Podcast: Change Your Brain Every Day
Hosts: Dr. Daniel Amen & Tana Amen
Episode Date: February 6, 2026
In this episode, Dr. Daniel Amen shares his six essential family rules designed to foster happier, well-behaved, and emotionally resilient children. Drawing on clinical experience and personal parenting, Dr. Amen provides actionable advice on structure, modeling behavior, and maintaining reasonable boundaries that promote kids’ safety and self-esteem. The discussion focuses on avoiding overwhelm with too many rules while reinforcing the importance of consistency and respect within the family.
“Sometimes I'm going to ask you about things I already know the answer to and if you tell me the truth, I'll be really happy and if not, there will be consequences.” (00:39)
“For younger kids, spell it out. This means no yelling, hitting, kicking, name calling or put downs.” (00:48)
“Disrespect breeds conflict, isolation and loneliness. Model respect and make it the expected norm in your family and it will help kids build positive relationships with others.” (00:58)
“Parents often tell me they have to tell their kids to do something five or ten times. If you tell a child to do something ten times, then you get upset, you're teaching them they don't have to obey until you lose control.” (01:05)
“You can do it now or you can have this consequence and then you still have to do it. It's up to you. We train them that we're serious the first time we say things.” (01:18)
“We believe in building accountability and responsibility, even in small children. Chores and work build self esteem.” (01:33)

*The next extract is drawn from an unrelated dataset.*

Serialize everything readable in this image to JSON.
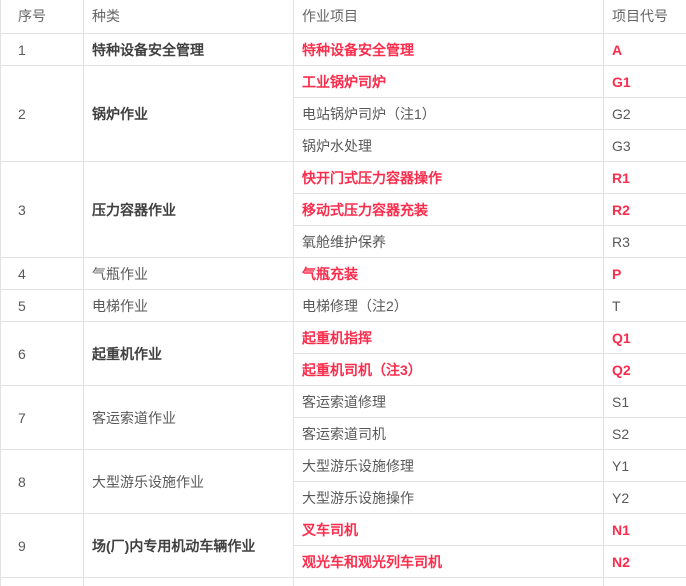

“Even though many kids complain about it, parents need to check where their kids are, who they're with and what they're doing. Kids hate when you check and they hate it more when you don't because they think you don't care.” (01:45)
“Of all the rules, our favorite one is don't make a problem. It encompasses all the rules.” (01:55)
Dr. Daniel Amen’s practical approach to family rules centers on clarity, consistency, and compassion, aiming to bolster not just behavior but also emotional connection and self-esteem. By modeling these rules themselves, parents create a home environment where kids feel secure, respected, and empowered to make responsible choices.